One of the first things considered when researching this article about brands and color was the UPS slogan, “What can Brown do for you?”
I never liked the line when first introduced, but over time, it came to grow on me. After all, there was one remarkable and immediate distinction for UPS from all other carriers – its distinctive brown trucks and brown uniforms. It was a slogan so well regarded that it received a 2008 acknowledgement on The Madison Avenue Advertising Walk of Fame.
Ironically, this “spanning the globe to bring you the constant variety of marketing techniques” has just revealed that the slogan was replaced in 2010 by “We (heart) Logistics.” Imagine how many average consumers know that. And more importantly, can remember its origin with UPS.
Color is very important in giving us the ability to associate a particular hue with a particular emotion or association. In previous years, my advertising study suggested that red was the right color for encouraging appetite (hence used in restaurants) and was bold, aggressive, sexy and powerful. Cartier has been connected with this color for the richness of its luxury jewelry.
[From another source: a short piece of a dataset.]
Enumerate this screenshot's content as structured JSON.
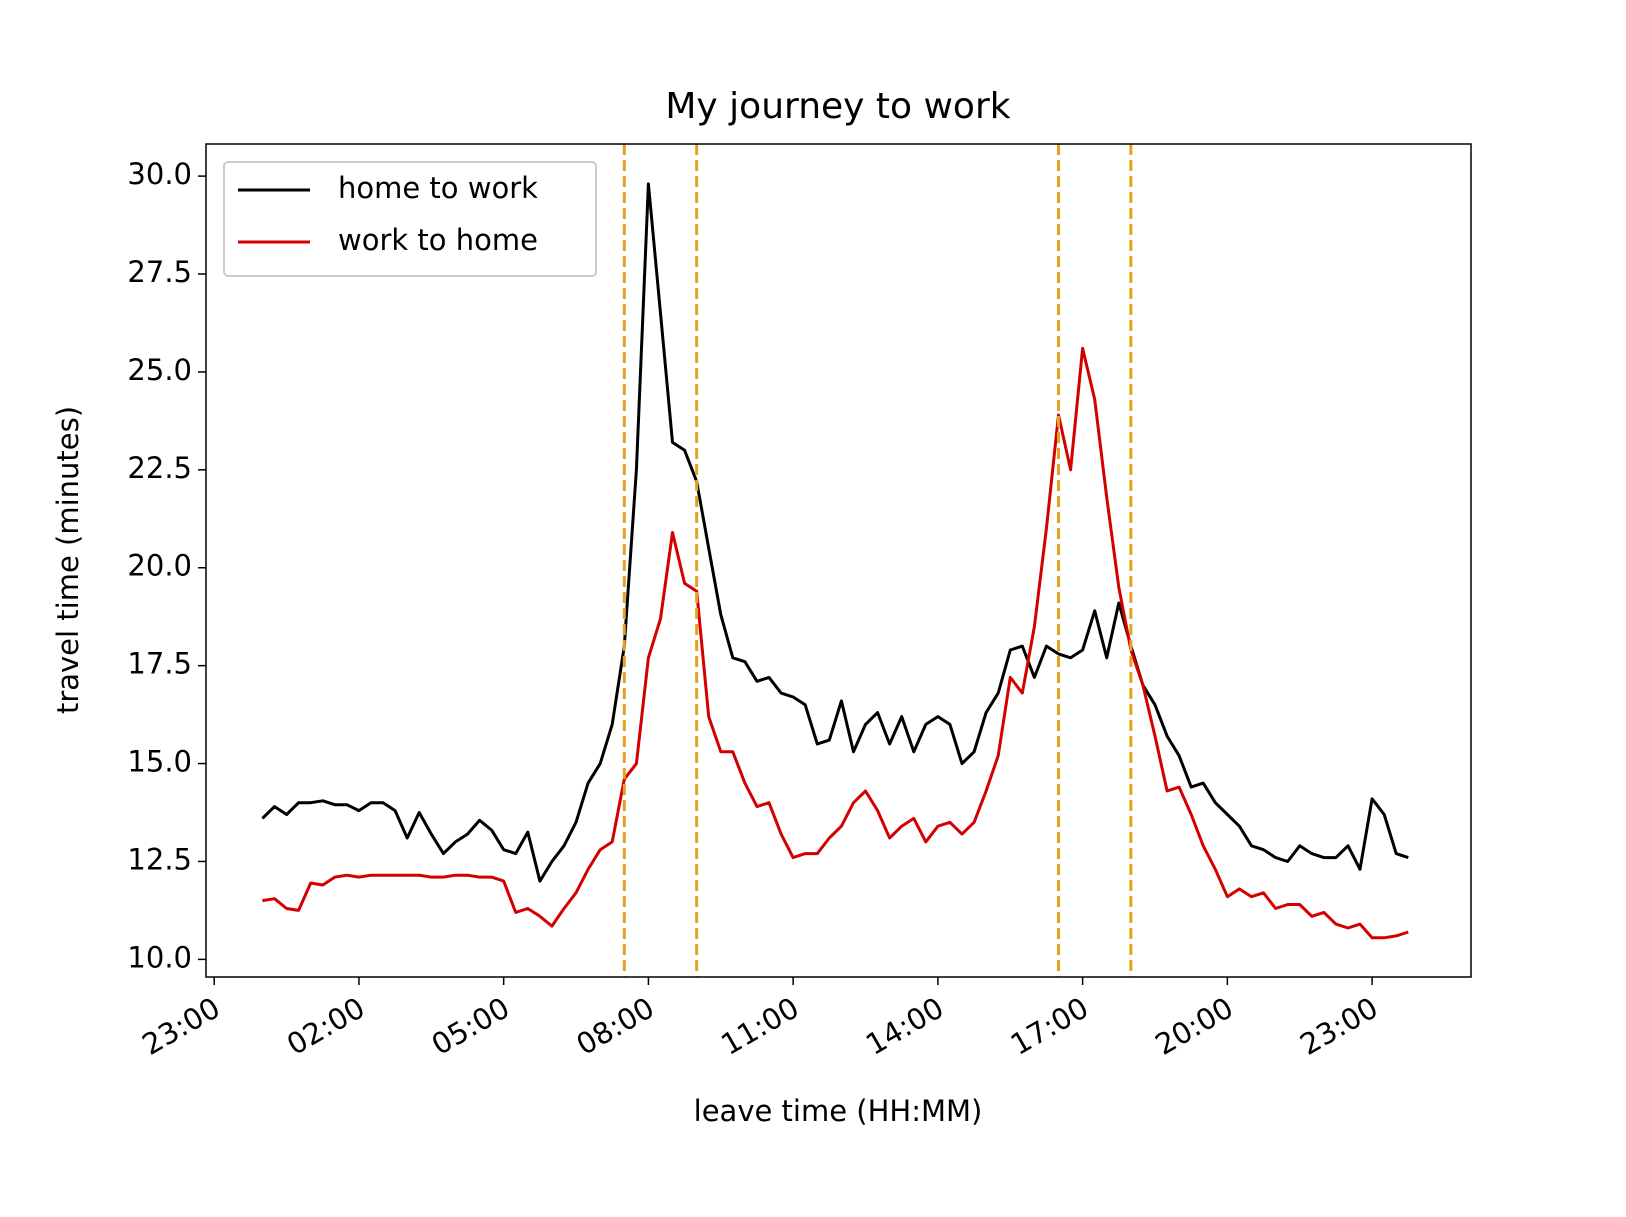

Blue is restful, cool (as in temperature) and medicinal. The robin’s egg blue that reinforces the luxury of Tiffany’s products is an long-standing association with the brand too.
Purple has always been associated with elegance, romanticism and royalty while green has new growth (no pun intended) in the areas of natural, organic, environmental representations.
But my favorite discovery is orange – not just for its warmth and alliance with autumn – but some articles and reports suggesting it is retro, mellow shade. It has been my son’s favorite since he was very small – including its latest use as the paint/finish on the latest autos.